What is victim mentality? What does it to do a person? What limitations/benefits does it have? How can one get past the victim mentality?

Stressed Businesswoman — Image by © Royalty-Free/Corbis28

I come at this both behaviorally and as someone who survived a stalking and had to deal with restraining orders, court hearings and all that comes with it.

In domestic violence situations, the “victim” is conditioned by the abuser to respond to them in certain ways. The variable nature of the abuse actually strengthens the tie between victim and abuser and makes it harder for them to leave.

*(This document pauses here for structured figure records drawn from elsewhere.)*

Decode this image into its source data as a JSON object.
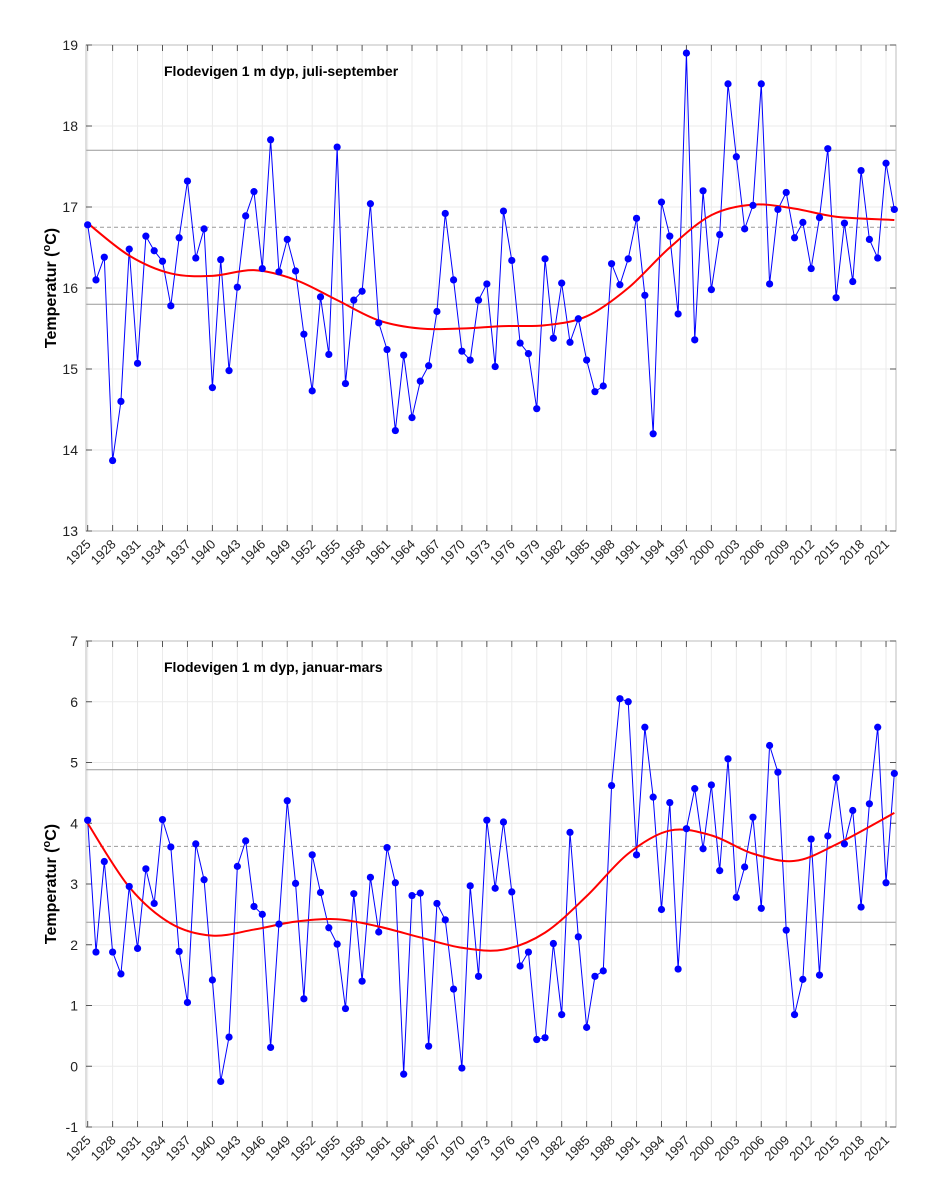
{
  "chart_data": [
    {
      "type": "line",
      "title": "Flodevigen 1 m dyp, juli-september",
      "ylabel": {
        "prefix": "Temperatur (",
        "sup": "o",
        "suffix": "C)"
      },
      "xlim": [
        1924.8,
        2022.2
      ],
      "ylim": [
        13,
        19
      ],
      "yticks": [
        13,
        14,
        15,
        16,
        17,
        18,
        19
      ],
      "xticks": [
        1925,
        1928,
        1931,
        1934,
        1937,
        1940,
        1943,
        1946,
        1949,
        1952,
        1955,
        1958,
        1961,
        1964,
        1967,
        1970,
        1973,
        1976,
        1979,
        1982,
        1985,
        1988,
        1991,
        1994,
        1997,
        2000,
        2003,
        2006,
        2009,
        2012,
        2015,
        2018,
        2021
      ],
      "grid": true,
      "colors": {
        "series": "#0000ff",
        "smooth": "#ff0000",
        "reference": "#999999"
      },
      "reference_lines": [
        {
          "value": 17.7,
          "style": "solid"
        },
        {
          "value": 16.75,
          "style": "dashed"
        },
        {
          "value": 15.8,
          "style": "solid"
        }
      ],
      "x_start": 1925,
      "values": [
        16.78,
        16.1,
        16.38,
        13.87,
        14.6,
        16.48,
        15.07,
        16.64,
        16.46,
        16.33,
        15.78,
        16.62,
        17.32,
        16.37,
        16.73,
        14.77,
        16.35,
        14.98,
        16.01,
        16.89,
        17.19,
        16.24,
        17.83,
        16.2,
        16.6,
        16.21,
        15.43,
        14.73,
        15.89,
        15.18,
        17.74,
        14.82,
        15.85,
        15.96,
        17.04,
        15.57,
        15.24,
        14.24,
        15.17,
        14.4,
        14.85,
        15.04,
        15.71,
        16.92,
        16.1,
        15.22,
        15.11,
        15.85,
        16.05,
        15.03,
        16.95,
        16.34,
        15.32,
        15.19,
        14.51,
        16.36,
        15.38,
        16.06,
        15.33,
        15.62,
        15.11,
        14.72,
        14.79,
        16.3,
        16.04,
        16.36,
        16.86,
        15.91,
        14.2,
        17.06,
        16.64,
        15.68,
        18.9,
        15.36,
        17.2,
        15.98,
        16.66,
        18.52,
        17.62,
        16.73,
        17.02,
        18.52,
        16.05,
        16.97,
        17.18,
        16.62,
        16.81,
        16.24,
        16.87,
        17.72,
        15.88,
        16.8,
        16.08,
        17.45,
        16.6,
        16.37,
        17.54,
        16.97
      ],
      "smooth": {
        "x": [
          1925,
          1930,
          1935,
          1940,
          1945,
          1950,
          1955,
          1960,
          1965,
          1970,
          1975,
          1980,
          1985,
          1990,
          1995,
          2000,
          2005,
          2010,
          2015,
          2022
        ],
        "y": [
          16.8,
          16.4,
          16.18,
          16.15,
          16.22,
          16.1,
          15.85,
          15.6,
          15.5,
          15.5,
          15.53,
          15.54,
          15.65,
          16.0,
          16.5,
          16.9,
          17.03,
          16.98,
          16.88,
          16.84
        ]
      }
    },
    {
      "type": "line",
      "title": "Flodevigen 1 m dyp, januar-mars",
      "ylabel": {
        "prefix": "Temperatur (",
        "sup": "o",
        "suffix": "C)"
      },
      "xlim": [
        1924.8,
        2022.2
      ],
      "ylim": [
        -1,
        7
      ],
      "yticks": [
        -1,
        0,
        1,
        2,
        3,
        4,
        5,
        6,
        7
      ],
      "xticks": [
        1925,
        1928,
        1931,
        1934,
        1937,
        1940,
        1943,
        1946,
        1949,
        1952,
        1955,
        1958,
        1961,
        1964,
        1967,
        1970,
        1973,
        1976,
        1979,
        1982,
        1985,
        1988,
        1991,
        1994,
        1997,
        2000,
        2003,
        2006,
        2009,
        2012,
        2015,
        2018,
        2021
      ],
      "grid": true,
      "colors": {
        "series": "#0000ff",
        "smooth": "#ff0000",
        "reference": "#999999"
      },
      "reference_lines": [
        {
          "value": 4.88,
          "style": "solid"
        },
        {
          "value": 3.62,
          "style": "dashed"
        },
        {
          "value": 2.37,
          "style": "solid"
        }
      ],
      "x_start": 1925,
      "values": [
        4.05,
        1.88,
        3.37,
        1.88,
        1.52,
        2.96,
        1.94,
        3.25,
        2.68,
        4.06,
        3.61,
        1.89,
        1.05,
        3.66,
        3.07,
        1.42,
        -0.25,
        0.48,
        3.29,
        3.71,
        2.63,
        2.5,
        0.31,
        2.34,
        4.37,
        3.01,
        1.11,
        3.48,
        2.86,
        2.28,
        2.01,
        0.95,
        2.84,
        1.4,
        3.11,
        2.21,
        3.6,
        3.02,
        -0.13,
        2.81,
        2.85,
        0.33,
        2.68,
        2.41,
        1.27,
        -0.03,
        2.97,
        1.48,
        4.05,
        2.93,
        4.02,
        2.87,
        1.65,
        1.88,
        0.44,
        0.47,
        2.02,
        0.85,
        3.85,
        2.13,
        0.64,
        1.48,
        1.57,
        4.62,
        6.05,
        6.0,
        3.48,
        5.58,
        4.43,
        2.58,
        4.34,
        1.6,
        3.91,
        4.57,
        3.58,
        4.63,
        3.22,
        5.06,
        2.78,
        3.28,
        4.1,
        2.6,
        5.28,
        4.84,
        2.24,
        0.85,
        1.43,
        3.74,
        1.5,
        3.79,
        4.75,
        3.66,
        4.21,
        2.62,
        4.32,
        5.58,
        3.02,
        4.82
      ],
      "smooth": {
        "x": [
          1925,
          1930,
          1935,
          1940,
          1945,
          1950,
          1955,
          1960,
          1965,
          1970,
          1975,
          1980,
          1985,
          1990,
          1995,
          2000,
          2005,
          2010,
          2015,
          2022
        ],
        "y": [
          4.0,
          2.95,
          2.35,
          2.15,
          2.25,
          2.38,
          2.42,
          2.3,
          2.12,
          1.95,
          1.92,
          2.2,
          2.8,
          3.5,
          3.88,
          3.8,
          3.5,
          3.38,
          3.65,
          4.17
        ]
      }
    }
  ]
}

It also distorts their sense of “normal.”

The other thing to realize is that prolong abuse can cause trauma which can rewire the brain and create pathways so that certain triggers immediately illicit certain conditioned responses that the “victim” doesn’t really have control over. This is the essence of PTSD. I am not an expert on it – but I have received professional help to overcome my PTSD that resulted from my stalking.

In order to recover you first have to end the trauma that is being experienced. Then you set to work retraining the brain so that the fight/flight response that gets triggered, is no longer triggered. Most people need professional help to do this.

Your question – how do you get past the victim mentality? With a LOT of work and steady progress and most of all a refusal to live in the fear cage that your abuser created for you.

I think I did as well as I did in getting out and staying out of my emotionally abusive situation because I had a pretty good understanding of the behavioral dynamics that were playing out. What caught me off guard was just how strong variable reinforcement is. It was the oddest thing knowing the right thing to do and NOT being able to do it because the behavioral conditioning was that strong.

People working with “victims” I think really need to understand and appreciate how behavioral conditioning effects our behavior and how hard it is for our rational selves to assert control in situations where we are being actively and aggressively conditioned by an abuser. I literally don’t view DV issues the same way anymore. I’ve been through it and can tell you – you don’t have control of what your body and brain is doing and it’s really scary. “Victims” need help to re-assert control – behavioral conditioning and knowledge of WHY they are responding the way they are despite their desire not to – is very very very helpful.